While the lockdown has pushed the middle class to eat up its hard-earned savings to avoid exposure to the virus, the choice for the poor has been much harder — whether to die of the virus or starvation. The only way to dilute the impact of the pandemic is to lift the lockdown. But is it even possible, given the scale of the threat at hand?

China imposed a strict blanket lockdown in Wuhan, backed up with a massive testing and contact tracing capability and enormous cellular, facial recognition and financial transaction data that was used to identify population at risk. A risk-based approach was then used to ease up mobility, gradually allowing the economy to open up.

No other government can probably do it like the Chinese and would not even have the data to do it with such precision. But countries like South Korea and Germany have put their testing capability to full use and have been quite successful in early identification and response, thereby flattening the curve. But even for the less capable and resource-starved governments like Pakistan, lockdowns have undoubtedly helped in preventing rapid spread of the infection and avoiding the collapse of the public healthcare system under a sudden surge of the disease.

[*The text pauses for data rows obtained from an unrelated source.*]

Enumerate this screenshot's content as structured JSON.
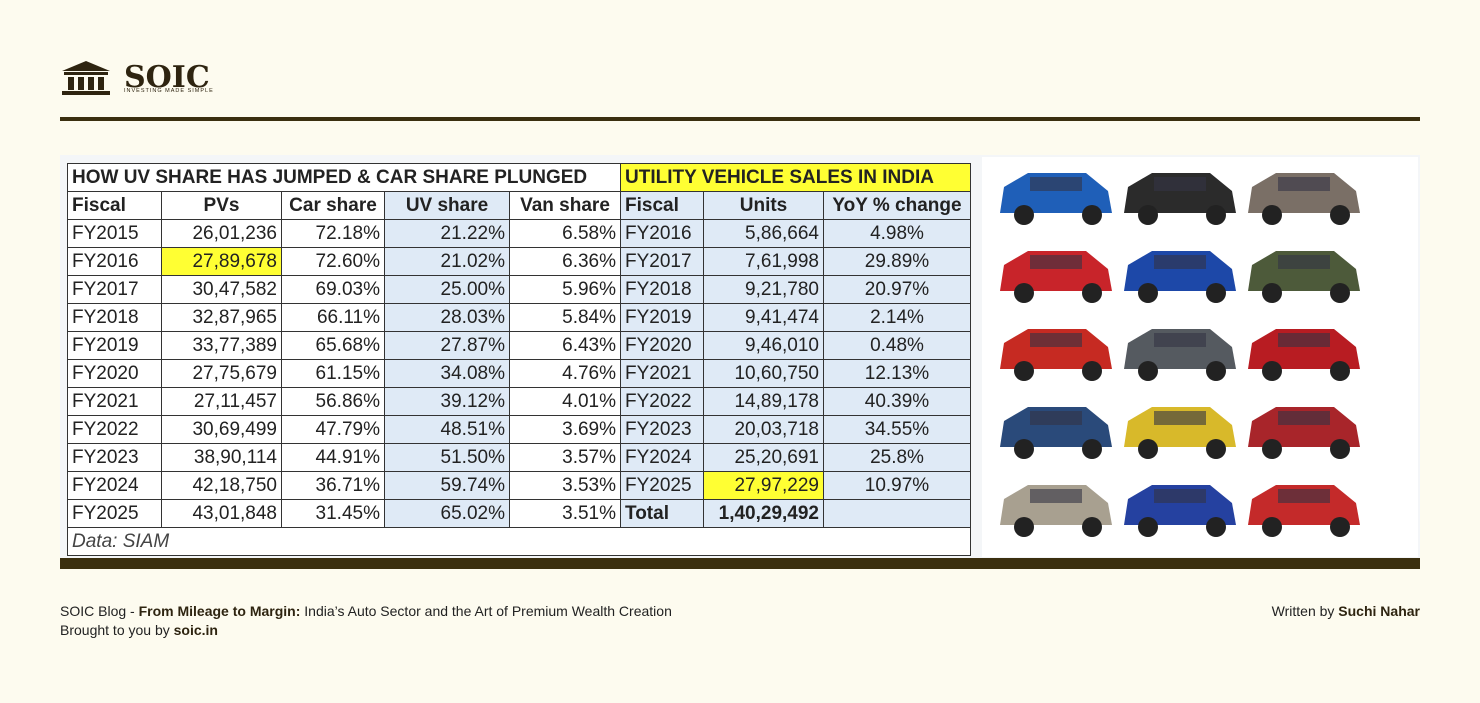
{
  "header": {
    "logo": "SOIC",
    "tagline": "INVESTING MADE SIMPLE"
  },
  "table": {
    "titles": [
      "HOW UV SHARE HAS JUMPED & CAR SHARE PLUNGED",
      "UTILITY VEHICLE SALES IN INDIA"
    ],
    "headers": [
      "Fiscal",
      "PVs",
      "Car share",
      "UV share",
      "Van share",
      "Fiscal",
      "Units",
      "YoY % change"
    ],
    "rows": [
      [
        "FY2015",
        "26,01,236",
        "72.18%",
        "21.22%",
        "6.58%",
        "FY2016",
        "5,86,664",
        "4.98%"
      ],
      [
        "FY2016",
        "27,89,678",
        "72.60%",
        "21.02%",
        "6.36%",
        "FY2017",
        "7,61,998",
        "29.89%"
      ],
      [
        "FY2017",
        "30,47,582",
        "69.03%",
        "25.00%",
        "5.96%",
        "FY2018",
        "9,21,780",
        "20.97%"
      ],
      [
        "FY2018",
        "32,87,965",
        "66.11%",
        "28.03%",
        "5.84%",
        "FY2019",
        "9,41,474",
        "2.14%"
      ],
      [
        "FY2019",
        "33,77,389",
        "65.68%",
        "27.87%",
        "6.43%",
        "FY2020",
        "9,46,010",
        "0.48%"
      ],
      [
        "FY2020",
        "27,75,679",
        "61.15%",
        "34.08%",
        "4.76%",
        "FY2021",
        "10,60,750",
        "12.13%"
      ],
      [
        "FY2021",
        "27,11,457",
        "56.86%",
        "39.12%",
        "4.01%",
        "FY2022",
        "14,89,178",
        "40.39%"
      ],
      [
        "FY2022",
        "30,69,499",
        "47.79%",
        "48.51%",
        "3.69%",
        "FY2023",
        "20,03,718",
        "34.55%"
      ],
      [
        "FY2023",
        "38,90,114",
        "44.91%",
        "51.50%",
        "3.57%",
        "FY2024",
        "25,20,691",
        "25.8%"
      ],
      [
        "FY2024",
        "42,18,750",
        "36.71%",
        "59.74%",
        "3.53%",
        "FY2025",
        "27,97,229",
        "10.97%"
      ],
      [
        "FY2025",
        "43,01,848",
        "31.45%",
        "65.02%",
        "3.51%",
        "Total",
        "1,40,29,492"
      ]
    ],
    "source": "Data: SIAM",
    "highlights": [
      {
        "row": 1,
        "col": 1
      },
      {
        "row": 9,
        "col": 6
      }
    ],
    "highlight_color": "#ffff33"
  },
  "footer": {
    "blog_prefix": "SOIC Blog - ",
    "blog_title": "From Mileage to Margin:",
    "blog_rest": " India’s Auto Sector and the Art of Premium Wealth Creation",
    "brought_prefix": "Brought to you by ",
    "brought_site": "soic.in",
    "author_prefix": "Written by ",
    "author": "Suchi Nahar"
  }
}
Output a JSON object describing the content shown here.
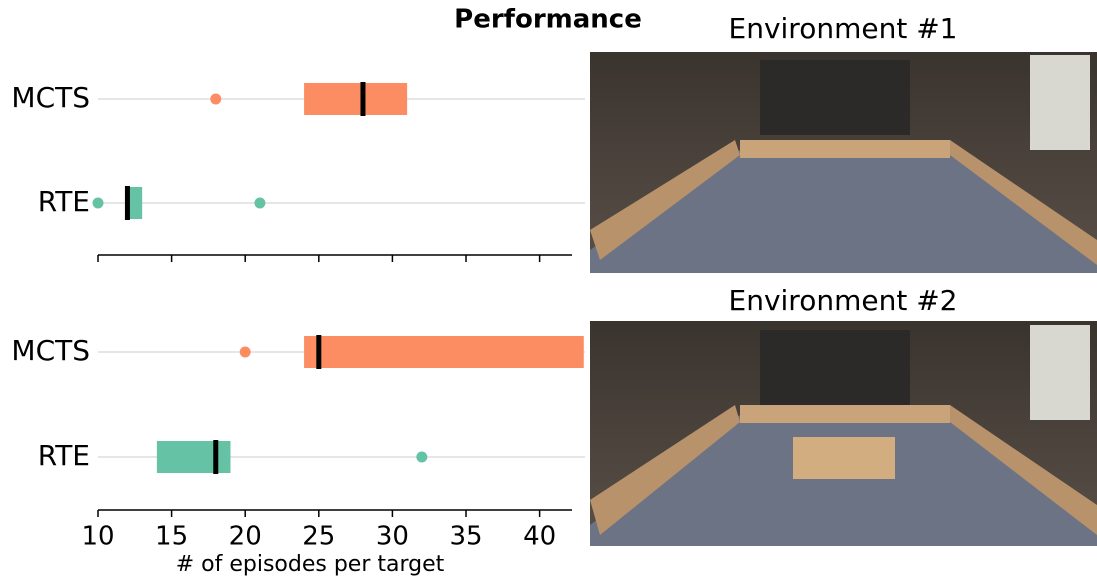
{
  "chart_data": [
    {
      "type": "box",
      "title": "Performance",
      "categories": [
        "MCTS",
        "RTE"
      ],
      "boxes": [
        {
          "q1": 24,
          "median": 28,
          "q3": 31,
          "outliers": [
            18
          ],
          "color": "#fc8d62"
        },
        {
          "q1": 12,
          "median": 12,
          "q3": 13,
          "outliers": [
            10,
            21
          ],
          "color": "#66c2a5"
        }
      ],
      "xlim": [
        10,
        42.2
      ],
      "xticks": [
        10,
        15,
        20,
        25,
        30,
        35,
        40
      ],
      "tick_labels": false,
      "grid": true
    },
    {
      "type": "box",
      "categories": [
        "MCTS",
        "RTE"
      ],
      "boxes": [
        {
          "q1": 24,
          "median": 25,
          "q3": 43,
          "outliers": [
            20
          ],
          "color": "#fc8d62"
        },
        {
          "q1": 14,
          "median": 18,
          "q3": 19,
          "outliers": [
            32
          ],
          "color": "#66c2a5"
        }
      ],
      "xlim": [
        10,
        42.2
      ],
      "xticks": [
        10,
        15,
        20,
        25,
        30,
        35,
        40
      ],
      "tick_labels": true,
      "grid": true,
      "xlabel": "# of episodes per target"
    }
  ],
  "images": [
    {
      "title": "Environment #1"
    },
    {
      "title": "Environment #2"
    }
  ]
}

Even more importantly, the lockdown in Pakistan has brought routine life to a screeching halt, making people realise the extent of the problem and providing a well-needed time window to the government and the private sector to re-think how business should be conducted under the shadow of the coronavirus. There is a need to fully use this window to define a new order of life. We must realise that social distancing and a functional economy are not mutually exclusive.

First and foremost, the government should come up with specific regulations and SOPs for various sectors to operate with necessary public and workforce safety measures. Larger organisations can be requested to come up with remote working plans to the extent possible, while the government should come up with the negative list of sectors that should not be allowed resumption of business. Education institutions for instance should continue on the remote learning model and wait it out through the summer. Marriage halls or any business involving mass gatherings should not be allowed either.

Secondly, the government should start ramping up its testing capacity and track the spread of the virus. Governments of Khyber-Pukhtunkhwa and Sindh are already considering using block/pooled testing approaches based on the German model, to significantly enhance their testing capacity, while the federal government has come up with a smart phone application to track areas at risk. These approaches should be fully adopted to identify the populations with a greater risk. Lastly, once business resumes, the government should approach the lockdown selectively, using limited lockdowns in specific localities or cities.

Sooner or later, the government will have to let the wheel of the economy roll, and it is time to start thinking beyond the lockdown.

Published in The Express Tribune, April 14th, 2020.